Somehow I feel like I spent the past three years waiting for the opportunity to see Einstein on the Beach by Robert Wilson and Philip Glass with choreography by Lucinda Childs. That opportunity came the other night at the Brooklyn Academy of Music.
I say that I have been waiting that long because I was first introduced to Robert Wilson when I started my career working at the Watermill Center, “Bob’s” experimental theater residency program in the Hamptons.
Einstein on the Beach was a huge cultural success when it premiered in 1976 but a commercial disaster, sinking Wilson into debt and essentially running him out of New York. Since then, he has hailed critical success for his avant-garde theater and made his gradual return to New York.
Einstein on the Beach is an enormous undertaking with a large cast, live, layered music, intricate dance numbers, massive mechanical sets, and a 4 hour, 15 minute running time with no intermission. Utilizing repetition, the opera is at once incredibly complex and incredibly simple.

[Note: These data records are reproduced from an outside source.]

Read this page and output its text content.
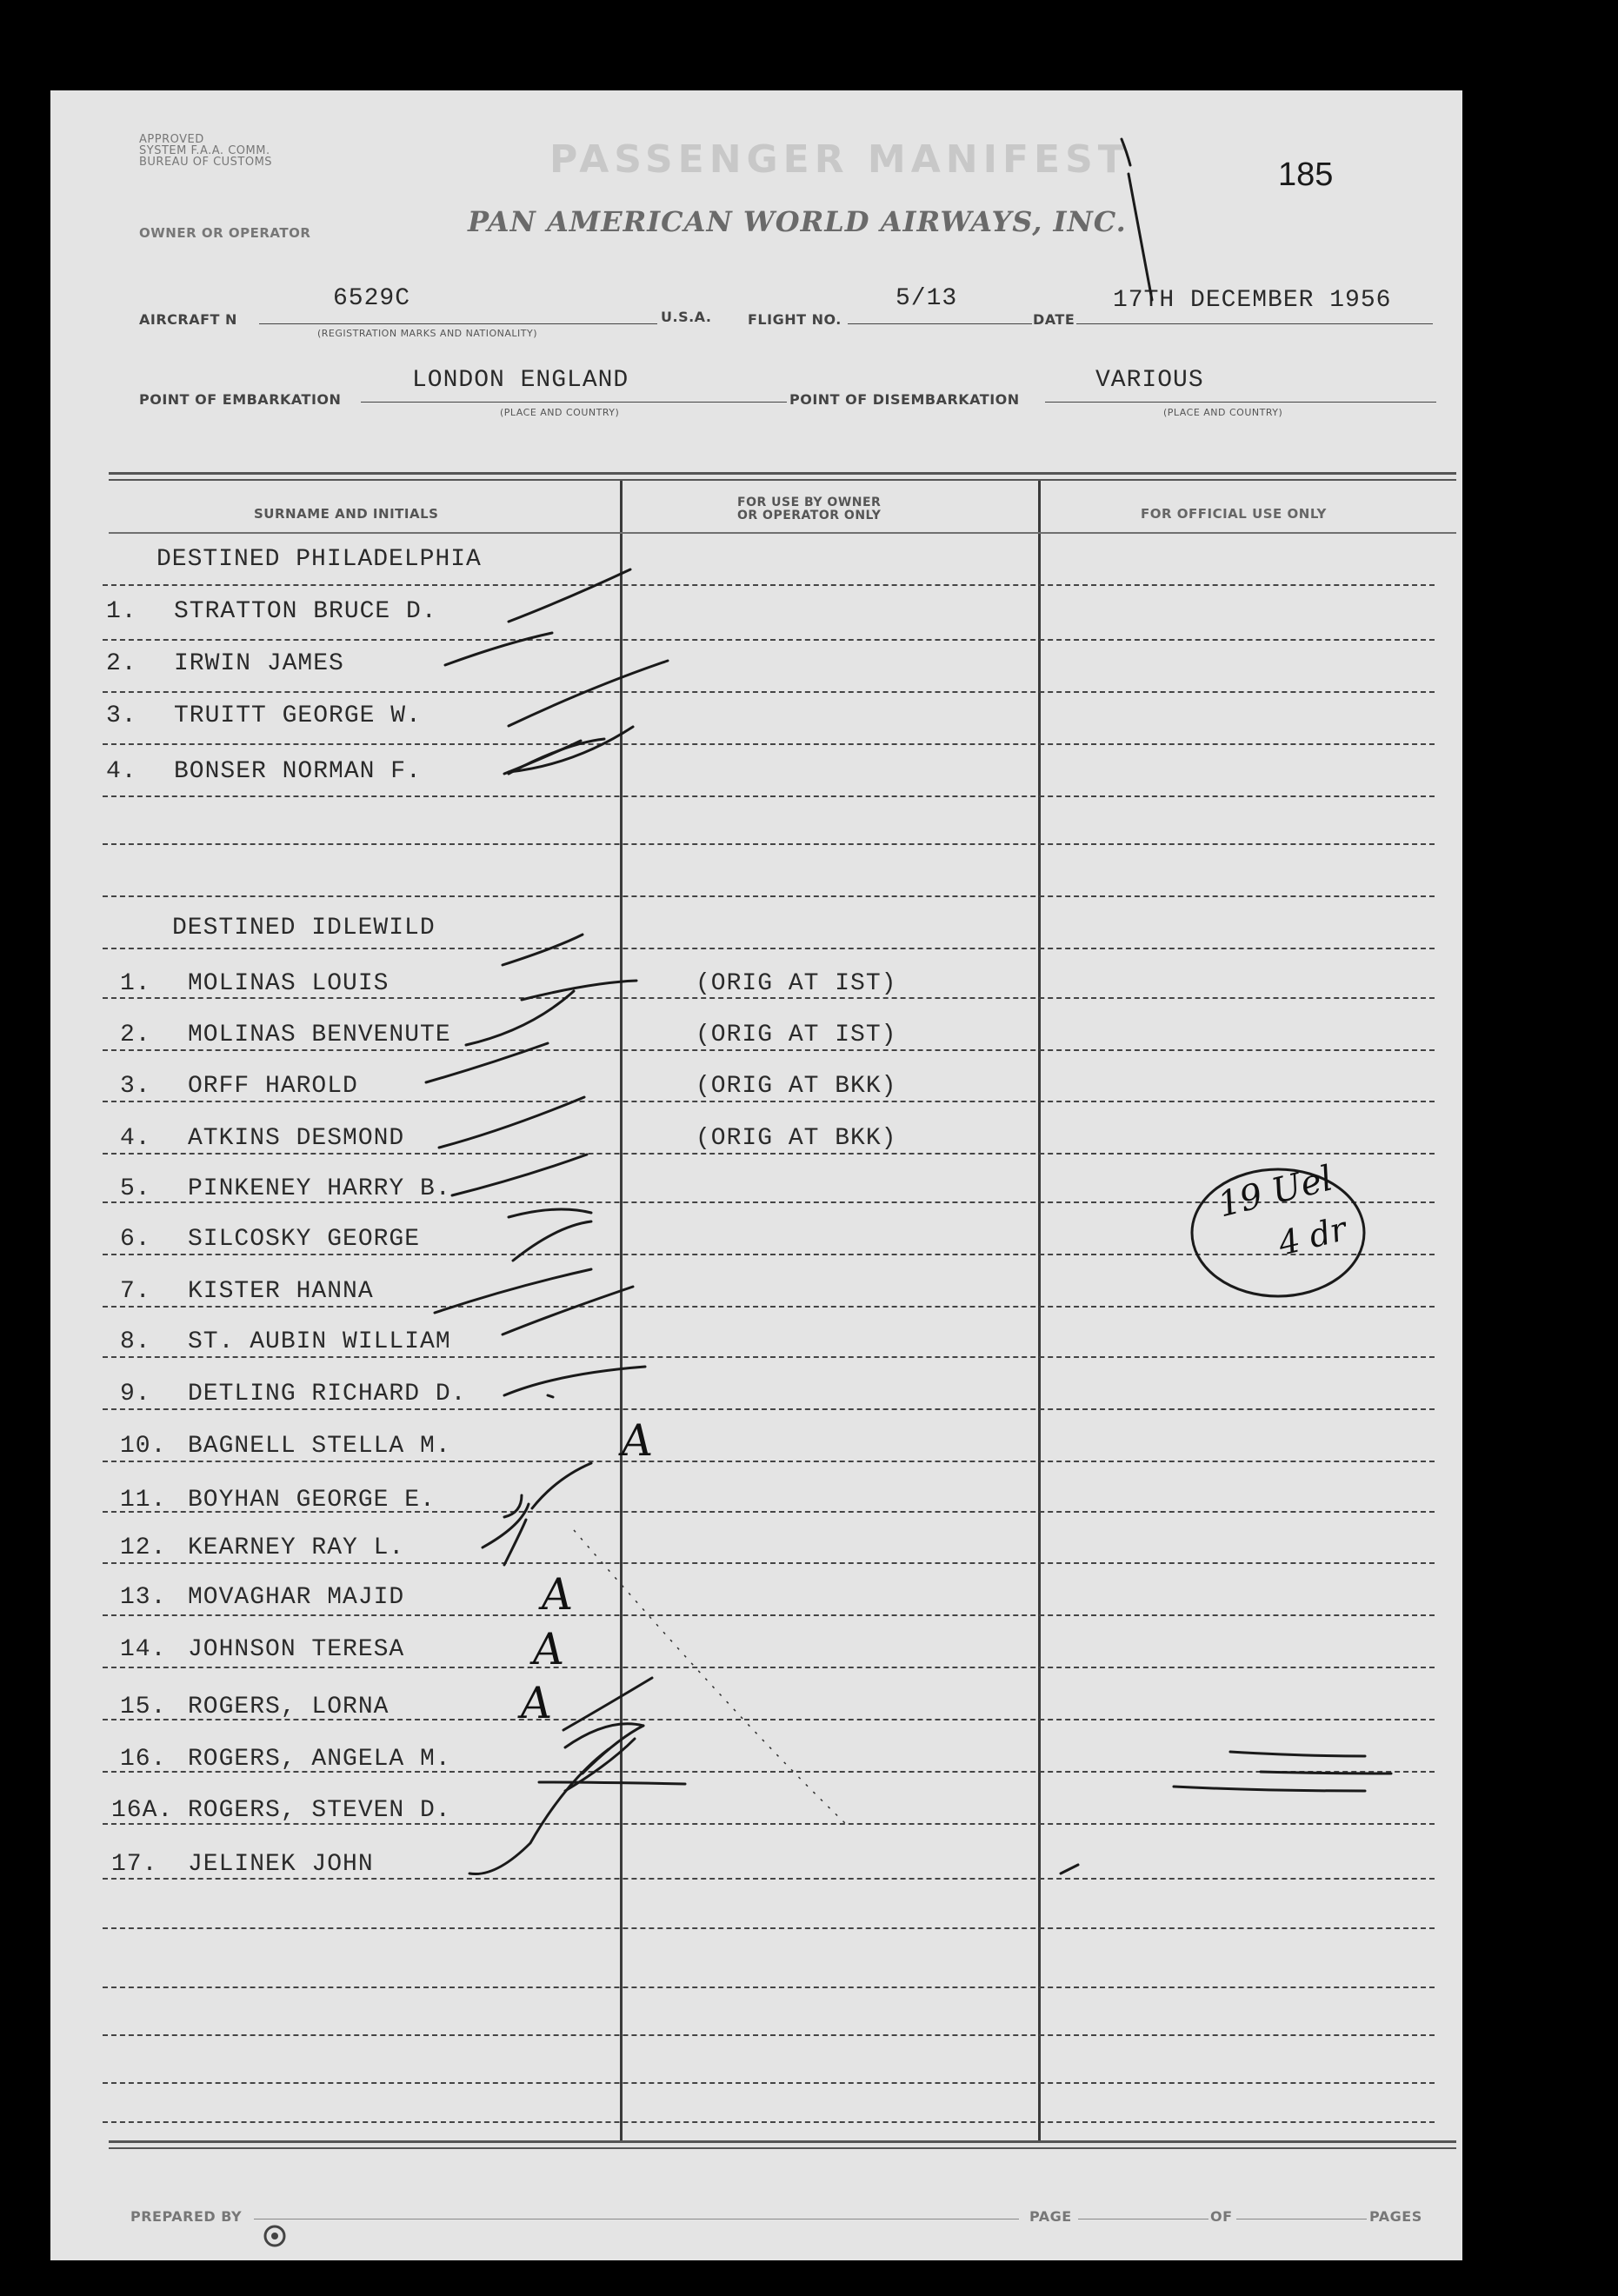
APPROVED
SYSTEM F.A.A. COMM.
BUREAU OF CUSTOMS	PASSENGER MANIFEST	185
OWNER OR OPERATOR	PAN AMERICAN WORLD AIRWAYS, INC.
AIRCRAFT N
6529C
(REGISTRATION MARKS AND NATIONALITY)
U.S.A.	FLIGHT NO.
5/13
DATE
17TH DECEMBER 1956
POINT OF EMBARKATION
LONDON ENGLAND
(PLACE AND COUNTRY)
POINT OF DISEMBARKATION
VARIOUS
(PLACE AND COUNTRY)
SURNAME AND INITIALS
FOR USE BY OWNER
OR OPERATOR ONLY	FOR OFFICIAL USE ONLY
DESTINED PHILADELPHIA
1. STRATTON BRUCE D.
2. IRWIN JAMES
3. TRUITT GEORGE W.
4. BONSER NORMAN F.
DESTINED IDLEWILD
1. MOLINAS LOUIS	(ORIG AT IST)
2. MOLINAS BENVENUTE	(ORIG AT IST)
3. ORFF HAROLD	(ORIG AT BKK)
4. ATKINS DESMOND	(ORIG AT BKK)
5. PINKENEY HARRY B.
6. SILCOSKY GEORGE
7. KISTER HANNA
8. ST. AUBIN WILLIAM
9. DETLING RICHARD D.
10. BAGNELL STELLA M.
11. BOYHAN GEORGE E.
12. KEARNEY RAY L.
13. MOVAGHAR MAJID
14. JOHNSON TERESA
15. ROGERS, LORNA
16. ROGERS, ANGELA M.
16A. ROGERS, STEVEN D.
17. JELINEK JOHN
A
A
A
A
19 Uel
4 dr
PREPARED BY	PAGE	OF	PAGES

I found myself actively – and exhaustively – looking for changes throughout the four plus hours. What I found was that at a certain moment, one must surrender to the fact that there will be no conflict, climax or resolution. The opera will merely continue at the same tempo, with the same lighting, with the same dialogue, with the same lyrics, with the same movement with only subtle changes.
The lack of change, that persistence of sameness, was absolutely amazing. The talent of the performers had me in awe. They must possess such discipline and hone incredible skills of voice, acting, and movement.
My favorite example of this was in Act II, Scene 1B, “Train” when two performers sang a song of love in the form of counting the beats, “1, 2, 3, 1, 2, 3, 1, 2, 3, 1, 2, 3,” which changed rapidly to “1, 2, 3, 4, 1, 2, 3, 4, 1, 2, 3, 4, 1, 2, 3, 4″ to 5′s to 6′s and then back down without every catching a breath. Incredible.
And the Lucinda Childs choreography where the dancers chassé and leap and chaînés in spirals around each other was dizzying in a good way. How these dancers could keep track of where they were, was one thing. The other thing, was their precision and enduring rhythm even after 20 minutes of nonstop motion. Again, incredible.
Then of course, there were the marvelous tableaus that Wilson created with the outlandish sets, simple costumes, lots of smoke, and focused lighting plus the standard Wilsonian gestures with the hands.
The music by Philip Glass was a classical circular melody that pulsated. Driving the sameness with subtle changes throughout.
All in all, the whole opera was totally bizarre but somehow I found myself relating to it. I was so happy to see such a seminal work, and to see it in New York.